Persistências

Acho que por ter publicado há alguns anos um pequeno livro de contos retratando o modo de vida das pessoas do interior e da região da campanha rio-grandense, algumas pessoas acham que tenho apreço ao tradicionalismo. Bem, não tenho mesmo. E não tenho por uma razão simples: conheço muito pouco a respeito do movimento de Barbosa Lessa e do não há muito falecido Paixão Cortes. Nunca me interessei. Meu contato com esse modo de vida é ao mesmo tempo mais direto, porque vivi nesse interior e conheci suas pessoas, e também mais remoto, porque a literatura riograndense com a qual mais travei contato é anterior ao tradicionalismo. E inclusive acho muito lamentável que na escolas, por exemplo, seu estudo tenha sido substituído por esse outro viés posterior, “educacional”.

O que pouca gente sabe, ainda hoje, e é coisa muito básica, é que o tradicionalismo é um movimento quase impraticado na região da fronteira. Na minha infância e adolescência, por exemplo, ninguém frequentava CTGs. Ao mesmo tempo, todos sabiam entender a linguagem do campo, como o pelo de um cavalo, o nome das peças dos arreios, a geografia, a paisagem, árvores, animais nativos, etc. Toda essa linguagem rural que se interpenetrava com a urbana, fora uma leva considerável de espanholismos.

Isso, claro, acabou se transformando numa prosódia muito particular, num certo modo de dizer. No entanto, já me aconteceu algumas vezes de escutar uma música do repertório neo-gauchesco e não entender patavina. Além da entonação ruidosa, o vocabulário de uma construção artificial, forçada ao extremo, me pareceu muitas vezes se tratar de um idioma desconhecido com palavras, poucas, que podia reconhecer.

Aquela linguagem mais espontânea, de outro modo, ficou guardada.
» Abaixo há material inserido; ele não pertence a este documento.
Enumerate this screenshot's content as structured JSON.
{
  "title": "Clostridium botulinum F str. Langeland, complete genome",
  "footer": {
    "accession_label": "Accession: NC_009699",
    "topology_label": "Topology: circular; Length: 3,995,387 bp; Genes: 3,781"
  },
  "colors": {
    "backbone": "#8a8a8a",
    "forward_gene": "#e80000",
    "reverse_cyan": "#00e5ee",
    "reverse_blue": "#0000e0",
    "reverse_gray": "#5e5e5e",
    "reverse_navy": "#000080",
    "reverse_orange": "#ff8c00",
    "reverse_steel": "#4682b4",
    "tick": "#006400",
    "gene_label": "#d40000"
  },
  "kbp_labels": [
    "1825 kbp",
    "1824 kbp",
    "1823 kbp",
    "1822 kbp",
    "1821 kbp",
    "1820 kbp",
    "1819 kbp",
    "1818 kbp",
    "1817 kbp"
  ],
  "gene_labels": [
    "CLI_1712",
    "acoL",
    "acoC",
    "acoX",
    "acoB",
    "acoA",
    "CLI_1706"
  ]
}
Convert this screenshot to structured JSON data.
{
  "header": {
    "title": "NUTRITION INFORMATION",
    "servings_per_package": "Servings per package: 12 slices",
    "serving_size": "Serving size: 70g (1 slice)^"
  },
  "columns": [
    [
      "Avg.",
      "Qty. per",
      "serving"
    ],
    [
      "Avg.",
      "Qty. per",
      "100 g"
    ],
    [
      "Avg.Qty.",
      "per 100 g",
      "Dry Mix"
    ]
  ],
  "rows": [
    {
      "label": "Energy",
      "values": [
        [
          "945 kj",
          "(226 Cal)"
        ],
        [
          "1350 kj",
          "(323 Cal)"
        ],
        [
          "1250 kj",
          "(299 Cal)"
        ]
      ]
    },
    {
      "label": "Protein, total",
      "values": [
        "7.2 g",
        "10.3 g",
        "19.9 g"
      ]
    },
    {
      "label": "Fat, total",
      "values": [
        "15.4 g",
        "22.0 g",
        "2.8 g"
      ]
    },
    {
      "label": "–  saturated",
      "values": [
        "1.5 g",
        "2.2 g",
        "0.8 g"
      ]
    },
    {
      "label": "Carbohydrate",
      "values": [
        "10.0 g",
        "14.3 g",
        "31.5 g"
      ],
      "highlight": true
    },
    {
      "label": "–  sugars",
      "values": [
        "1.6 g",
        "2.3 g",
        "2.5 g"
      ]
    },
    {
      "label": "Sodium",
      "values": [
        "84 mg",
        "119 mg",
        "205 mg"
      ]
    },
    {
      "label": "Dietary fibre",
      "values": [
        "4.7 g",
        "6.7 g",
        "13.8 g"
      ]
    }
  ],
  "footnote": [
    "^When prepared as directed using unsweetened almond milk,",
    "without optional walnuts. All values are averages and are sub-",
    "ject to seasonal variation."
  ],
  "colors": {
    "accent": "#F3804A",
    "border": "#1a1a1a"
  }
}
Posso estar numa aglomeração grande de pessoas, mas reconheço aquele sotaque em fração de segundo. Este “de” recém escrito, por exemplo, tem exatamente o som da letra “d” + “e” e não outro qualquer. É uma espécie de sonar embutido, vamos dizer assim. Impossível de extirpar do corpo e da memória afetiva.

Falando em afetividade, é muito interessante o grau de estereotipia com que nesse aspecto cada vez mais o povo do RS é referido. Além do separatismo, “vocação” que seria inata e irrecusável, o machismo estridente, o reacionarismo atávico e outras “qualidades” que parecem conferir com aqueles povos pré-cristãos em vias de civilizar-se. Afetividade refere-se aqui a uma ausência total de expressão, claro. E ainda que esse paganismo pareça mesmo existir em alguma medida, influência talvez do indígena pampeano, tudo viria a “confirmar” inclusive nossas “tendências” político-eleitorais e barbarismo incontornável (não à toa usamos tanto o substantivo barbaridade..).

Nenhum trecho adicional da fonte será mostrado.